People’s misconception about Arthur as a real person, is perhaps more excusable because of the existence of the real King Alfred the Great, 9th-century ruler of the kingdom of Wessex (capital, Winchester): lawgiver, civiliser, educator, and vigorous resister of the invading Danes. Their both being heroic British / English leaders and warriors from very long ago, both with two-syllable names beginning in A, pretty well invites conflating-and-confusing by folk who don’t happen to be big history buffs.

People have been muddling Arthur and Alfred for a long time. The – IMO hilariously funny – book 1066 And All That, by the British humorists Sellar and Yeatman, first published some ninety years ago, has as its theme the stilted and unimaginative way in which history is often taught in school; and the pupils’ confused memories of it, much later in life. 1066 And… makes considerable play with the Arthur / Alfred thing.

I just had the opposite - I thought ninjas were made up for the movies, but yesterday I learned from Pawn Stars that they actually existed in Japan.

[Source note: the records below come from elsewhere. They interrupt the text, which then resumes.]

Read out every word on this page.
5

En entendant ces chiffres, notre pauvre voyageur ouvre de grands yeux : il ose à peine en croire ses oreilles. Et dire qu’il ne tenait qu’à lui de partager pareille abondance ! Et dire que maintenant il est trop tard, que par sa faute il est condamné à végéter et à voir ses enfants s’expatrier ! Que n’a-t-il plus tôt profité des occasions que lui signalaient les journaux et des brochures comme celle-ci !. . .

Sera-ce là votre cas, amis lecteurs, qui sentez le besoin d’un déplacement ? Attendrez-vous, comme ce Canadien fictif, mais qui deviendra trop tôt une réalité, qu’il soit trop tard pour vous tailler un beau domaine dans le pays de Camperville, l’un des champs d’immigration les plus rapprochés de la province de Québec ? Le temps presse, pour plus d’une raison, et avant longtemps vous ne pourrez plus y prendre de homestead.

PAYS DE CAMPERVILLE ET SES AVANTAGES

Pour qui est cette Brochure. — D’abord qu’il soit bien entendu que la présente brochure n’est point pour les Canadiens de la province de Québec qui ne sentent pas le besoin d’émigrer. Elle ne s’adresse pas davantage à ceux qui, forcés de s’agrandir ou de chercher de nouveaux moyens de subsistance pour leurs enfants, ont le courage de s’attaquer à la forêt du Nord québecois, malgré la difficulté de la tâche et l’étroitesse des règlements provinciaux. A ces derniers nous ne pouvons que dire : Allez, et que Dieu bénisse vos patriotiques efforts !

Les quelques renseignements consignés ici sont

Friedman also uses real people he knows as characters in his novels.

My Grandfather always used to say to me “Who do you think you are - Barney Oldfield?” I always assumed it was some generation gap old-timey joke thing, like he was calling me Clyde Kadiddlehopper or something like that.

I found out recently that Barney Oldfield was a very famous race car driver. Then I tried to recall a specific time I’d heard him say it and it hit me - PaPaw was making fun of my driving.

Fair enough, and yer, I know all about that – what I mean is, these students assume the Hollywood stylee King Arthur (Camelot, Merlin, all that) was a real person, if you see what I mean.